Ross Douthat in the New York Times wrote tongue in cheek about the well-off in the United States doing their best to remain in the upper class by marrying intelligent achievers in university. It is called assortative mating, and it means that the intelligent marry the intelligent. A Princeton alumna, Susan Patton, had scandalized the university by strongly recommending that young women at Princeton marry before graduating.
Her betrayal consists of being gauche enough to acknowledge publicly a truth that everyone who’s come up through Ivy League culture knows intuitively — that elite universities are about connecting more than learning, that the social world matters far more than the classroom to undergraduates, and that rather than an escalator elevating the best and brightest from every walk of life, the meritocracy as we know it mostly works to perpetuate the existing upper class.
Every elite seeks its own perpetuation, of course, but that project is uniquely difficult in a society that’s formally democratic and egalitarian and colorblind. And it’s even more difficult for an elite that prides itself on its progressive politics, its social conscience, its enlightened distance from hierarchies of blood and birth and breeding.
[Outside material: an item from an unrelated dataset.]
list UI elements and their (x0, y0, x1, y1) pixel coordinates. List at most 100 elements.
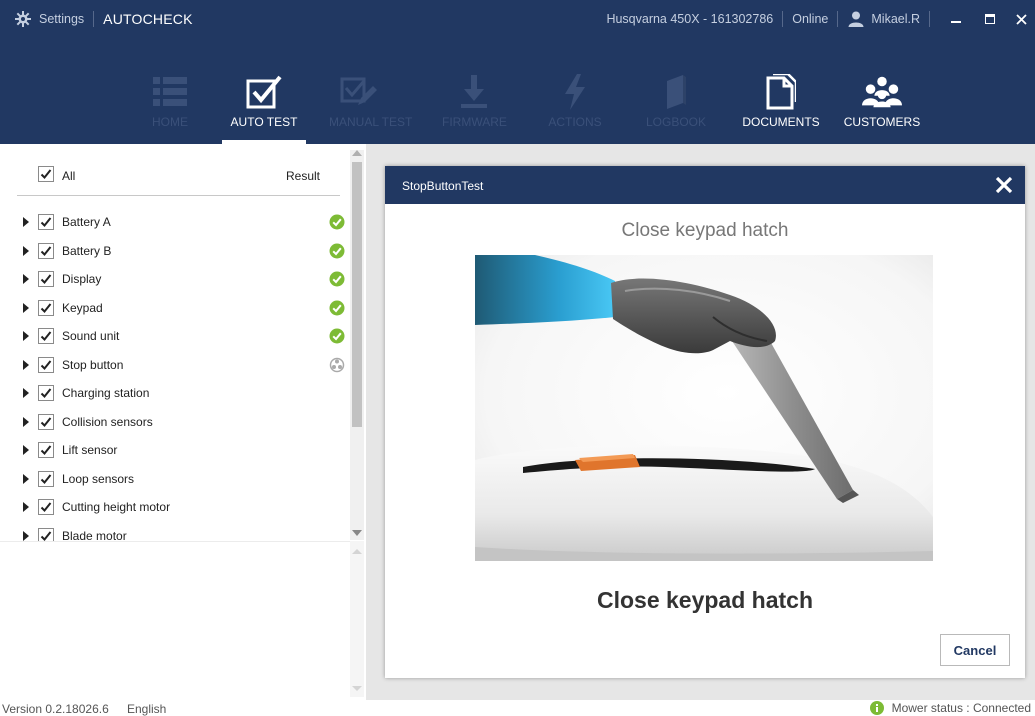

Thus the importance, in the modern meritocratic culture, of the unacknowledged mechanisms that preserve privilege, reward the inside game, and ensure that the advantages enjoyed in one generation can be passed safely onward to the next….
That the actual practice of meritocracy mostly involves a strenuous quest to avoid any kind of downward mobility, for oneself or for one’s kids, is something every upper-class American understands deep in his or her highly educated bones.
But really, Susan Patton, do we have to talk about it?